Вот и всё! До исполнения моих планов осталась каких-то пара шагов. А ведь я и сама до последнего не верила, что смогу это сделать! Как всегда, не обошлось без сбоев — вчера меня случайно заметил Виктор Андреевич. Впрочем, никакого урона это недоразумение мне не нанесло, но немного поволноваться заставило.
А теперь можно полностью сосредоточиться на предстоящей эффектной концовке. Конечно, жаль, что Владимир Колесников не увидит завершающего акта трагедии, но и так неплохо. Скоро ни от его семьи, ни от любимого дела не останется и следа. Грехи отцов падут на их детей!
Для большего эффекта не хватало присутствия ещё одного участника тех событий — шофёра. Теперь, когда бывший шеф умер, мужчина мог бы открыто признаться в подмене, на которую его заставили или уговорили пойти. Наверное, стоило бы съездить туда, где он сейчас живёт, и попытаться встретиться. Но поскольку финал приближался, я не могла покинуть город и решила просто написать письмо. А вдруг мне ответят?
Положив перед собой лист бумаги, я задумалась — надо было сообразить, как вызвать шофёра на откровенность. Мысленно перебирая всё, что о нём знала, я вспомнила тот единственный раз, когда видела его не на фотографиях — день аварии.
Моя память отлично сохранила испуганный, виноватый взгляд мужчины, когда он повернулся и заметил меня, лежащую на носилках. И неожиданно слова потекли сами собой. Я написала правду: что я — та самая девочка, которую он видел. Что у него остался последний шанс облегчить душу и рассказать о своей роли в давней трагедии и о вине Владимира Колесникова. Закончив, я даже не стала перечитывать письмо, быстро запечатала его и отнесла в почтовый ящик.

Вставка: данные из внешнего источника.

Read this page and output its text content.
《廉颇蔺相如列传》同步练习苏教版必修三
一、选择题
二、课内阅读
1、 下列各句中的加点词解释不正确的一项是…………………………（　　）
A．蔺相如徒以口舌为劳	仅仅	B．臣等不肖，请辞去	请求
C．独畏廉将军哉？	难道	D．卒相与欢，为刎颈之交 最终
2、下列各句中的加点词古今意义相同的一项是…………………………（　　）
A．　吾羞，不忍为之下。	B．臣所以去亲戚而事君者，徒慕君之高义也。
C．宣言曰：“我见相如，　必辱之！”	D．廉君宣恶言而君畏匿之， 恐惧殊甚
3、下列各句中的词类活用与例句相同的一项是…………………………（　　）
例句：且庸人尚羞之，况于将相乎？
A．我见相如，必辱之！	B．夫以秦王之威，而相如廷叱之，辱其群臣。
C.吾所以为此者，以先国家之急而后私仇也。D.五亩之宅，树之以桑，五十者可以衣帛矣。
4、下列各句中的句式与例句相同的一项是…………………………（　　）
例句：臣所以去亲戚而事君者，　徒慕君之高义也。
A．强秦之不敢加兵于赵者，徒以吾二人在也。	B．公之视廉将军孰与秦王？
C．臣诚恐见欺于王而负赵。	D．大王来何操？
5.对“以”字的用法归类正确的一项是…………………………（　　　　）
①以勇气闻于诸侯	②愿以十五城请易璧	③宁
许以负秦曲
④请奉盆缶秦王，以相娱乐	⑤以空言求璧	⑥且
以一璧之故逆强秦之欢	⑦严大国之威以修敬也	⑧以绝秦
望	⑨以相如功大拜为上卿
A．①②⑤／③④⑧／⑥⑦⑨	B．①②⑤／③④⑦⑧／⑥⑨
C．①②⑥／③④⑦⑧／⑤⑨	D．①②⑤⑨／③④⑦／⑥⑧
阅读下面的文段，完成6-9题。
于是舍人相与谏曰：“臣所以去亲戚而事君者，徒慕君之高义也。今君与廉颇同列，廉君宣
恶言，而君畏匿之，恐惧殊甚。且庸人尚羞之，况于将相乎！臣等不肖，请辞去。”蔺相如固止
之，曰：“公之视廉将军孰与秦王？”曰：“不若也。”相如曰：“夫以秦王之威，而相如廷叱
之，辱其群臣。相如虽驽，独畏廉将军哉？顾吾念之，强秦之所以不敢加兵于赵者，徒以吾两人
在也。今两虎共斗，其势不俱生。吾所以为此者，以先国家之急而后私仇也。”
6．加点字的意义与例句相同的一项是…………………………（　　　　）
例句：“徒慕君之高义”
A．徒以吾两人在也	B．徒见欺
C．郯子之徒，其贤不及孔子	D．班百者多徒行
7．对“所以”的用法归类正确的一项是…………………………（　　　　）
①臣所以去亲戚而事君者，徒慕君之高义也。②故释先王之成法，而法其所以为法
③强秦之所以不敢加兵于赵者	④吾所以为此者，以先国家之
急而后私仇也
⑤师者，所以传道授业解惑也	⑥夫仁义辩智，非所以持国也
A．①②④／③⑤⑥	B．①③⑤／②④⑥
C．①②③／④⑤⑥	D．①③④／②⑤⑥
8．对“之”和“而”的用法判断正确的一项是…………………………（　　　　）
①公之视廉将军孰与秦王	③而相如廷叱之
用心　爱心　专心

Вернувшись домой, я позвонила Трунову. На какое-то время мне удавалось оттянуть окончательное объяснение с ним, не открывая полную картину, и мой партнёр был недоволен. Кто-кто, а Михаил Трунов не привык быть на вторых ролях, отсутствие ясности в делах сильно его злило. Но поскольку результаты нашего сотрудничества были налицо, он терпел, хоть и сходу вылил на меня поток претензий, вызванных последними событиями.
— Мы так не договаривались! Это что ещё за жертвенная дура? Сначала она согласилась быть овцой на закланье. А потом всё-таки испугалась и подстраховалась. Знаешь, что они придумали?
— Знаю: девушка написала завещание. И в случае своей смерти оставила типографию одной очень крупной зарубежной конторе.
— Вот именно! Известной своими аппетитами конторе, которая так просто вкусную добычу не отпустит. И на которую я, к сожалению, никак воздействовать не смогу. А мне что с того?
— Не переживайте, Михаил, всё под контролем.
— Знаешь, вообще-то, я очень зол! Ты до сих пор не рассказала обо всех своих планах. Темнишь, недоговариваешь. Не понимаю, почему я иду у тебя на поводу? Раньше за собой такого не замечал, может, старею?
— Не наговаривайте на себя. Просто вам очень понравилась идея размазать Колесникова по стенке. И не физически, как вы сначала собирались, а психологически. Сломить соперника морально, согласитесь, гораздо интересней!
— Не буду отрицать, твоя задумка лишить печатника всего, что ему дорого, меня вдохновила. Все эти заморочки, типа родного очага, честного имени и тому подобного для таких, как он, много значат. Но я не вижу, как мы теперь этого добьёмся? Что делать с девчонкой?
— Я же говорю: всё под контролем. Я смогу на неё воздействовать.
— Как? По-моему, ты её недооцениваешь. Такие дуры очень влюбчивы и готовы всё отдать за мужика. Да она тебя послушает и тут же побежит докладывать Колесникову!
— Ещё раз повторяю: мне есть, чем её взять.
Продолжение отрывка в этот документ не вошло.